The man now came out through the main door of the Municipal Auditorium, away from the Mardi Gras Ball. For a minute he stood in St. Peter Street, scowling at all the drunken fools staggering all around. Then a black girl dressed in sequins stumbled and bumped against him. She smiled and mumbled " 'scuse me' and quickly passed on.

"Slut!" the man spat after her.

He watched the woman walk away in the direction of St. Louis Cemetery, his mind recalling painfully the black girl who had been in the street the night his mother died. That girl was not from the neighborhood; he had never seen her before. Just a passerby. Hurrying down the sidewalk. With tears in his eyes and a choked voice he had begged her to run for the doctor. He had pointed up the street toward the doctor's office.
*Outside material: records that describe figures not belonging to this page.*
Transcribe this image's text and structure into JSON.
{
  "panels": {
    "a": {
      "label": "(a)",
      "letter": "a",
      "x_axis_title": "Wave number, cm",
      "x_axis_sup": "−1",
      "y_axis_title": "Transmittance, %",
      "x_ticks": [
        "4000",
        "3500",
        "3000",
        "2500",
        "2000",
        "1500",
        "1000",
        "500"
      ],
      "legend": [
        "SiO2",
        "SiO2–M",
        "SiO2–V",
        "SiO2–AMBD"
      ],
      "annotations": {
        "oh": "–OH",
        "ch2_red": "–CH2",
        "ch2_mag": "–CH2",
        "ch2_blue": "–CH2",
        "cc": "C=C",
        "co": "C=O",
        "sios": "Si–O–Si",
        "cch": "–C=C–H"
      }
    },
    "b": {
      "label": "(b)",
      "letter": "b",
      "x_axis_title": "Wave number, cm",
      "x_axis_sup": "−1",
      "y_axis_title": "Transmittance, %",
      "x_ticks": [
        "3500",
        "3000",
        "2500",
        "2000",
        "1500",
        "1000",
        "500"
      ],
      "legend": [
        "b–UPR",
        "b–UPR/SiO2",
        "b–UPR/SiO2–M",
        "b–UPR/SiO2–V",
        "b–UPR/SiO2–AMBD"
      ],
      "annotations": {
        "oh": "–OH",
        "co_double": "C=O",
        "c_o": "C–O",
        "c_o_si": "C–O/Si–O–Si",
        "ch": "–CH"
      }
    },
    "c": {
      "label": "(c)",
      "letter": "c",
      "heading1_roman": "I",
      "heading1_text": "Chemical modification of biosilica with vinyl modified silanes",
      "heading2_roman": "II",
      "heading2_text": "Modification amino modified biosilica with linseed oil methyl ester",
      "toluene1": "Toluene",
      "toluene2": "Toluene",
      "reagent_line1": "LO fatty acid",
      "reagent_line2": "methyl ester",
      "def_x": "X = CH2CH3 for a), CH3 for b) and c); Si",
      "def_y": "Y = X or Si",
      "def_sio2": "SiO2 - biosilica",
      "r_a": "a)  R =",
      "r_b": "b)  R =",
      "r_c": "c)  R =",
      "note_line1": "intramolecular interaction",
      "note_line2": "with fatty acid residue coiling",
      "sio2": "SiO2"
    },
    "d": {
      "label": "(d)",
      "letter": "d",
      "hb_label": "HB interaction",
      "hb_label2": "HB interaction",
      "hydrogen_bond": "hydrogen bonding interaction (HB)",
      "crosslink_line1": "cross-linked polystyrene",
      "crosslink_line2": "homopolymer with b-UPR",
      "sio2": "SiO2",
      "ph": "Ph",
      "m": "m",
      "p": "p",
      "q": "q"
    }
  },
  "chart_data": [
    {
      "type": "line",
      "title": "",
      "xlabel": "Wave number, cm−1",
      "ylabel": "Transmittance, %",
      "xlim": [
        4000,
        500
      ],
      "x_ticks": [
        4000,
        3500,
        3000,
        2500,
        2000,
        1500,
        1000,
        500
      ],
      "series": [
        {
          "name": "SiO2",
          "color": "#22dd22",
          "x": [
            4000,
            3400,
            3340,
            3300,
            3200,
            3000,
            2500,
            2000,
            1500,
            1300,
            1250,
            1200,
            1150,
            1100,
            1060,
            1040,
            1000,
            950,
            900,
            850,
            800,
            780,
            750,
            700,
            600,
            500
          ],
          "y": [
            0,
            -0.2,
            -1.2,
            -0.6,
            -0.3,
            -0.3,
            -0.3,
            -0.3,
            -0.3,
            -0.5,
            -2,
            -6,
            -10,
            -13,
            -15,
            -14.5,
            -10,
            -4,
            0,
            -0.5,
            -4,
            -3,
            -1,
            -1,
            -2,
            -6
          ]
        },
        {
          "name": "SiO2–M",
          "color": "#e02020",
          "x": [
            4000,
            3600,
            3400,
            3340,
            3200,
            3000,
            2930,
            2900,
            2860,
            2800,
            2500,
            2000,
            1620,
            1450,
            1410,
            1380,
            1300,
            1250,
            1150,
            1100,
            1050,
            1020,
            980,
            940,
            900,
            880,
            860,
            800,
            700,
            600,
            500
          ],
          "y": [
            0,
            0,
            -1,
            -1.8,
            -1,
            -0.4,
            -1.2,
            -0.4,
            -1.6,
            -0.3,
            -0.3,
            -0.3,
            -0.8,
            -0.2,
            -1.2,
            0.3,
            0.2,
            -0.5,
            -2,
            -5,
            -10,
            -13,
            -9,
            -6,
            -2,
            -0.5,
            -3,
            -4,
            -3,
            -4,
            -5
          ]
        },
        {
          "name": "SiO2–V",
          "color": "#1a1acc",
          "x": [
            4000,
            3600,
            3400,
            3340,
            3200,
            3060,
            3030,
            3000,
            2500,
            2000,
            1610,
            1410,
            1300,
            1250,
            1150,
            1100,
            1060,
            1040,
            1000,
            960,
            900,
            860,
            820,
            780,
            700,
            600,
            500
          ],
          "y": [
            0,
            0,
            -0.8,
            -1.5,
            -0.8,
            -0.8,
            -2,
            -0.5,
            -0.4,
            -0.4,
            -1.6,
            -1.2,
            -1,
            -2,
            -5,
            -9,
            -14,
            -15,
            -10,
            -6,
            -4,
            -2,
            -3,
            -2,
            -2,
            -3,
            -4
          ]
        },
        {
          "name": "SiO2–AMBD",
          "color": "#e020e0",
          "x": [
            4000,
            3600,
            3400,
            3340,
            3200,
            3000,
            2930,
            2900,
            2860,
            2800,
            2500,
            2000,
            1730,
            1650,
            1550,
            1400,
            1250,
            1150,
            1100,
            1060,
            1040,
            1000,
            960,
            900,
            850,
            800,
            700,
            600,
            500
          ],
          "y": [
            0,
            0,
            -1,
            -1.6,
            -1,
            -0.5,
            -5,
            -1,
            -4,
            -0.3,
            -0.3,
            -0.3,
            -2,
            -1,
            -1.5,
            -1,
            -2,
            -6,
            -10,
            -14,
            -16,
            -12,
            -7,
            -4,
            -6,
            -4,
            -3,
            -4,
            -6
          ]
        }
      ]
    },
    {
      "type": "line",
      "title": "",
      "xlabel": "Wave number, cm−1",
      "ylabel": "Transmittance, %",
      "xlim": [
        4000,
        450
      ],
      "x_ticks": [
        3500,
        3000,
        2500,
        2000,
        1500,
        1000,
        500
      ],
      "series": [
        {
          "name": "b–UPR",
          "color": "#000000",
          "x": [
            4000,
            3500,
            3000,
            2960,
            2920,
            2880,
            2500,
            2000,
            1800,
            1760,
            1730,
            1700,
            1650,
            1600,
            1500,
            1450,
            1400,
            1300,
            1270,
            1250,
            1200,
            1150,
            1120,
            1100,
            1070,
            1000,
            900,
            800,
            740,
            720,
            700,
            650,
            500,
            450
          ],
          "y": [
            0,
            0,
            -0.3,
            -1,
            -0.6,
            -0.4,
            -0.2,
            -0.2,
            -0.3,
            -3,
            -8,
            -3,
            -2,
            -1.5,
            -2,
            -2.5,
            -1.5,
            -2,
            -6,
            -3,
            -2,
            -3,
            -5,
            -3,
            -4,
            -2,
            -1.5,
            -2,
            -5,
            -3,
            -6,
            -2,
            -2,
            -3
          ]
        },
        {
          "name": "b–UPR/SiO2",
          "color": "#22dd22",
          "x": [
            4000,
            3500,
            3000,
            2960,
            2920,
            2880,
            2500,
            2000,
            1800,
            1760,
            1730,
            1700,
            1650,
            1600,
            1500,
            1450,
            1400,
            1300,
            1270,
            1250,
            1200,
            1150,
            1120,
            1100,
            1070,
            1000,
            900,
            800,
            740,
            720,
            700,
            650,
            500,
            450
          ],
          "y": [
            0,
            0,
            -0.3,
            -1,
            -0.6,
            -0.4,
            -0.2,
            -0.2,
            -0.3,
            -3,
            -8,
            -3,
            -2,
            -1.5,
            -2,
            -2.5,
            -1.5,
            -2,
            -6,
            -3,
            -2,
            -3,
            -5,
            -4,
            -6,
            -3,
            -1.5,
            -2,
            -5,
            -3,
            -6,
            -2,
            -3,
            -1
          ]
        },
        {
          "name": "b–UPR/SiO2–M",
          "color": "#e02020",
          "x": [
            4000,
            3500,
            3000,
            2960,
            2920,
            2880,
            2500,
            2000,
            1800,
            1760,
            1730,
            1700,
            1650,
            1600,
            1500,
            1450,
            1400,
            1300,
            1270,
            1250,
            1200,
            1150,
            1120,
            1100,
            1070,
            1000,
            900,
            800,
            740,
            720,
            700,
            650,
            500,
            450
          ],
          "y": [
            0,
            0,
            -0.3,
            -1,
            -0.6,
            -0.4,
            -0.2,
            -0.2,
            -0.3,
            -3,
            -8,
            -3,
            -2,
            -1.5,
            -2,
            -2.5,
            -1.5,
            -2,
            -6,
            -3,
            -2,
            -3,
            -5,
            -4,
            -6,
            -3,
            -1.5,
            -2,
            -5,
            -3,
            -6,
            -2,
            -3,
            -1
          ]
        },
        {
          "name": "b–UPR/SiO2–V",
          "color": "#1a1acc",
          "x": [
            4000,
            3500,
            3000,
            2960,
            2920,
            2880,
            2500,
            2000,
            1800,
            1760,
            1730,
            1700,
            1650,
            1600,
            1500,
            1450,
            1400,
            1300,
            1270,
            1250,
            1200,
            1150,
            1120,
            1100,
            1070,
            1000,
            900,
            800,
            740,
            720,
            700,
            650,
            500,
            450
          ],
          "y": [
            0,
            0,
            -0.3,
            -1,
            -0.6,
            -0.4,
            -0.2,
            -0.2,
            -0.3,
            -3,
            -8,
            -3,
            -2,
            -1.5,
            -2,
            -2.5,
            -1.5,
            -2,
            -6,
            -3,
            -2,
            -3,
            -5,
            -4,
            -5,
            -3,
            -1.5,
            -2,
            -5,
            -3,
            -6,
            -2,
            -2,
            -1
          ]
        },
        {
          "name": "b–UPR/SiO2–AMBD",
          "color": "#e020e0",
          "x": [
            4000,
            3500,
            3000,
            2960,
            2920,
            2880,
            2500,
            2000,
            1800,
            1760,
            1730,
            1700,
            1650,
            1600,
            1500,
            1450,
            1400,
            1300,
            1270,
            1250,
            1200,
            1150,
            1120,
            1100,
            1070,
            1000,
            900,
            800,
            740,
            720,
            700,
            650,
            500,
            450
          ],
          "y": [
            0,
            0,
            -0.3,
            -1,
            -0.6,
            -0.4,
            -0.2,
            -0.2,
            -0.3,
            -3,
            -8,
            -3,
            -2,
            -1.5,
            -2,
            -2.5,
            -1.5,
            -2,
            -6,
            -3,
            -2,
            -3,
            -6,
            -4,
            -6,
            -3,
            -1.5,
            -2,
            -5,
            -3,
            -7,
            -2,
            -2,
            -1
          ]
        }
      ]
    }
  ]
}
Then taking the steps three at a time, he had scrambled back upstairs.

His mother was bleeding profusely. Her skin was as pale as tissue paper and her tongue was flicking wildly between her pearl-white teeth. Oh God, what teeth she had—the straight-est he'd ever seen. And now he remembered those happy days, sitting in his mother's lap, listening to the words of love humming from her mouth.

The man turned left on Bourbon Street, glancing at his watch.

Why does it still bother me when I did nothing wrong? Why? 
the man thought.

For if only that girl had done as he'd asked, his mother would still be alive. And then he'd still have her love. Eight years old was far too young for a boy to lose his mother.

Perhaps I blame myself,
he thought,
for hating the child inside her. But I never, never, never meant for her to die.

No, the blame falls on the nigger. And now she has to die. For if she had only fetched the doctor, the death of the unborn child would not have taken my mother.

The man stopped walking abruptly, for he'd reached the mouth of the alley.

Nonchalantly he paused and lit a cigarette. The smoke felt good as the nicotine played with his nerves. He waited for a break in the crowd, then he darted down the passage.

Crouching down, he reached out and groped behind a trashcan. It was still there, exactly where he'd left it before attending the ball. Removing it, hefting it, he placed it under the jacket of his formal evening clothes. Then he stood up swiftly and returned to Bourbon Street. At the next corner he turned right and made for the French Quarter.

As he walked it felt good, the object hanging in the sling beneath his left armpit. For even through his ruffled shirt, the metal of the axe-head was cool against his heart.